Proselitismo nel carcere di Rossano, il presunto terrorista Mselmi finisce al 41 bis
Il provvedimento è stato disposto dal ministro Nordio su richiesta della Dda di Catanzaro dopo i recenti episodi che sarebbero avvenuti nella casa circondariale jonica
È stato applicato il regime del 41 bis a Halmi Ben Mahmoud Mselmi, cittadino tunisino residente a Cosenza e accusato di terrorismo internazionale nell’inchiesta coordinata dalla Direzione distrettuale antimafia di Catanzaro. Il provvedimento è stato adottato dal ministro della Giustizia Carlo Nordio su richiesta della Dda, dopo informative arrivate dal servizio penitenziario del carcere di Rossano: l’uomo avrebbe continuato a fare proselitismo anche durante la detenzione nella casa circondariale jonica.
Una volta accertati i fatti segnalati, Mselmi è stato trasferito in un altro istituto penitenziario e poi condotto, recentemente, in un carcere di massima sicurezza, dove sono detenuti anche condannati all’ergastolo e soggetti ristretti in regime di carcere duro.
Nel frattempo, a Catanzaro è iniziata l’udienza preliminare davanti al gup. La difesa di Mselmi, rappresentata dall’avvocato Giovanni Cadavero, ha presentato richiesta di rito abbreviato. Il ministero dell’Interno si è costituito parte civile. Il 14 maggio ci sarà la requisitoria del pm antimafia ed antiterrorismo Alessandro Riello, a seguire gli interventi difensivi.
La chiusura indagini e il secondo indagato
Sul piano investigativo, la Dda di Catanzaro aveva già chiuso le indagini preliminari notificando l’avviso di conclusione a Mselmi e a un secondo indagato, Skander Ben Fehri Bahroun. L’atto portava la firma del pubblico ministero Paolo Sirleo e del procuratore aggiunto Giulia Pantano, nell’ambito dell’inchiesta coordinata dal procuratore capo Salvatore Curcio.
Bahroun viene indicato dalla Procura come parte attiva nella diffusione dell’ideologia jihadista insieme a Mselmi.
Le accuse: adesione all’Isis e propaganda
A Mselmi viene contestata l’adesione all’organizzazione terroristica Isis e l’aver abbracciato un’ideologia finalizzata – secondo l’impostazione accusatoria – a destabilizzare gli ordinamenti statali attraverso azioni violente anche individuali sul territorio europeo. Le indagini sono state condotte dalla Digos di Catanzaro con il supporto di elementi investigativi nazionali e internazionali e avrebbero ricostruito un percorso di radicalizzazione maturato prevalentemente attraverso la rete.
Nella ricostruzione della Procura viene richiamata, in particolare, la dottrina takfira, descritta come funzionale a legittimare la violenza contro apostati e “infedeli” e a esaltare il martirio.
L’attività online: Facebook e Telegram
Gli investigatori indicano un’intensa attività sul web. Mselmi avrebbe usato due account Facebook, “Jàs Sém” e “Hel Mi”, per condividere contenuti di propaganda, tra cui post del predicatore saudita Khaled Al Rashed, indicato come riferimento ideologico per i sostenitori dello Stato Islamico.

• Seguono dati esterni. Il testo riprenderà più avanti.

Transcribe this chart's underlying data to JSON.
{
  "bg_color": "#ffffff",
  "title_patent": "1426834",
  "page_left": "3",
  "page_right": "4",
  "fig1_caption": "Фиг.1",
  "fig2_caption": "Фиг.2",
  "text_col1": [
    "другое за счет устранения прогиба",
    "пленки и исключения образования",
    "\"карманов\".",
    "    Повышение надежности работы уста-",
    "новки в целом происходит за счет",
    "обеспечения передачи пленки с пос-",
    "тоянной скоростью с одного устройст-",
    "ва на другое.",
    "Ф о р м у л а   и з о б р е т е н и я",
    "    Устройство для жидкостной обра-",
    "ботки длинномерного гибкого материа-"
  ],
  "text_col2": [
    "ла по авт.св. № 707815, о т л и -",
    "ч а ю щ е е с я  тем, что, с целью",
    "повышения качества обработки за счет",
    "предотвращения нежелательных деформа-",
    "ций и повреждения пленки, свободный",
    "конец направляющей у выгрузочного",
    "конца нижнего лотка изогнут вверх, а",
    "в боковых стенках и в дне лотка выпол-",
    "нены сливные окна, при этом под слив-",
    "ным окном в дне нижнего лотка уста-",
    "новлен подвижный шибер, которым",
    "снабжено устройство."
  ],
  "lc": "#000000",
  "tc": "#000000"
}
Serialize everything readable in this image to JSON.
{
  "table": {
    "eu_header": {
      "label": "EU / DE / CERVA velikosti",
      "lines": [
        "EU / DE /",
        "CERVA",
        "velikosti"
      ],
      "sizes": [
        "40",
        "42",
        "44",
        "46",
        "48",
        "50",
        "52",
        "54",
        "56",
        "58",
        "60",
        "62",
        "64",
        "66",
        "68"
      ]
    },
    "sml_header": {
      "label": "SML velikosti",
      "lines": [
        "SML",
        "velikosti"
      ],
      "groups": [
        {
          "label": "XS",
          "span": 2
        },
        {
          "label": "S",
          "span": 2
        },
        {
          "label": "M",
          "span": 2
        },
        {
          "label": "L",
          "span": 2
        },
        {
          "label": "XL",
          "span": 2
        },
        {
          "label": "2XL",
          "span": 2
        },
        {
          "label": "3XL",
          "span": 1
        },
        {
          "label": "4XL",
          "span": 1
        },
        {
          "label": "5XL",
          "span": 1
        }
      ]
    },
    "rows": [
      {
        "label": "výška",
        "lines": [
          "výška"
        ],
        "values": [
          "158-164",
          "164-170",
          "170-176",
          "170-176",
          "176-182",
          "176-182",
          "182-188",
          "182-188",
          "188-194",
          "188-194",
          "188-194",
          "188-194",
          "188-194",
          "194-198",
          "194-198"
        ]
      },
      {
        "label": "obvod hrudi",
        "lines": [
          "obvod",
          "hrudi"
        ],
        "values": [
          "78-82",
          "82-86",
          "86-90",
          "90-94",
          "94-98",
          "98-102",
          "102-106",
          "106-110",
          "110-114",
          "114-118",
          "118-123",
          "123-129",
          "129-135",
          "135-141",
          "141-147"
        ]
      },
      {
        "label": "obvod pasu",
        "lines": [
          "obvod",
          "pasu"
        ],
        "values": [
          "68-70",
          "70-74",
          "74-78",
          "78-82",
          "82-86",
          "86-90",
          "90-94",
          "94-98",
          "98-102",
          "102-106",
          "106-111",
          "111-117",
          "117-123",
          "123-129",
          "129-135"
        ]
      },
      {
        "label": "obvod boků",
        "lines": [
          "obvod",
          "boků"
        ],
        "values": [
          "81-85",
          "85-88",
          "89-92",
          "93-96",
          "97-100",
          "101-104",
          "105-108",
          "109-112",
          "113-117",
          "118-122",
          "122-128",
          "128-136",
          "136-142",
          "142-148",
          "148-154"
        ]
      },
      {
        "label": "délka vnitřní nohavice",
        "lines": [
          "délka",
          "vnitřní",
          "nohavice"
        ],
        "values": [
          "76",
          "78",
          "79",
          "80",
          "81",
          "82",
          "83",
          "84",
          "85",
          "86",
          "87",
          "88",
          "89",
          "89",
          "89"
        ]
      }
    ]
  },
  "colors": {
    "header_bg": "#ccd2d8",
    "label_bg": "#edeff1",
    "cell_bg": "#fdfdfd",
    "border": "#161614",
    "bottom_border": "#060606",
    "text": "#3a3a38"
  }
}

Ancora più centrale, nell’impianto accusatorio, è l’utilizzo di Telegram, ritenuto dagli inquirenti un archivio di propaganda. Nel materiale sequestrato sono stati citati video e immagini sulla costruzione di ordigni artigianali, manuali operativi per attacchi contro obiettivi militari e civili, filmati di esecuzioni e contenuti che celebrano attentati recenti, incluso quello al Crocus City Hall di Mosca.
Le chat e l’ipotesi di proselitismo
A rafforzare il quadro accusatorio sono state richiamate conversazioni intercettate tra Mselmi e altri soggetti, tra cui Houssem Ben Brahim e un individuo indicato come Mahmoud. In una chat, secondo quanto riportato, Mselmi avrebbe scritto che «la cosa più facile è morire sulla strada di Allah». Per la Dda, questi dialoghi dimostrerebbero non solo l’adesione ideologica, ma anche un ruolo attivo di proselitismo, aspetto che viene collegato anche alla presunta attività svolta in carcere e che ha portato alla richiesta del 41 bis.
“Lupo solitario”
Secondo gli investigatori, la vicenda rientrerebbe nel modello del cosiddetto “lupo solitario”: un soggetto non inserito in una cellula strutturata, ma ritenuto potenzialmente pronto ad agire in nome dell’ideologia jihadista dopo un percorso di radicalizzazione online. È il contesto in cui la Procura colloca anche l’ingresso nel fascicolo di Bahroun, definito parte di un circuito di propaganda condiviso.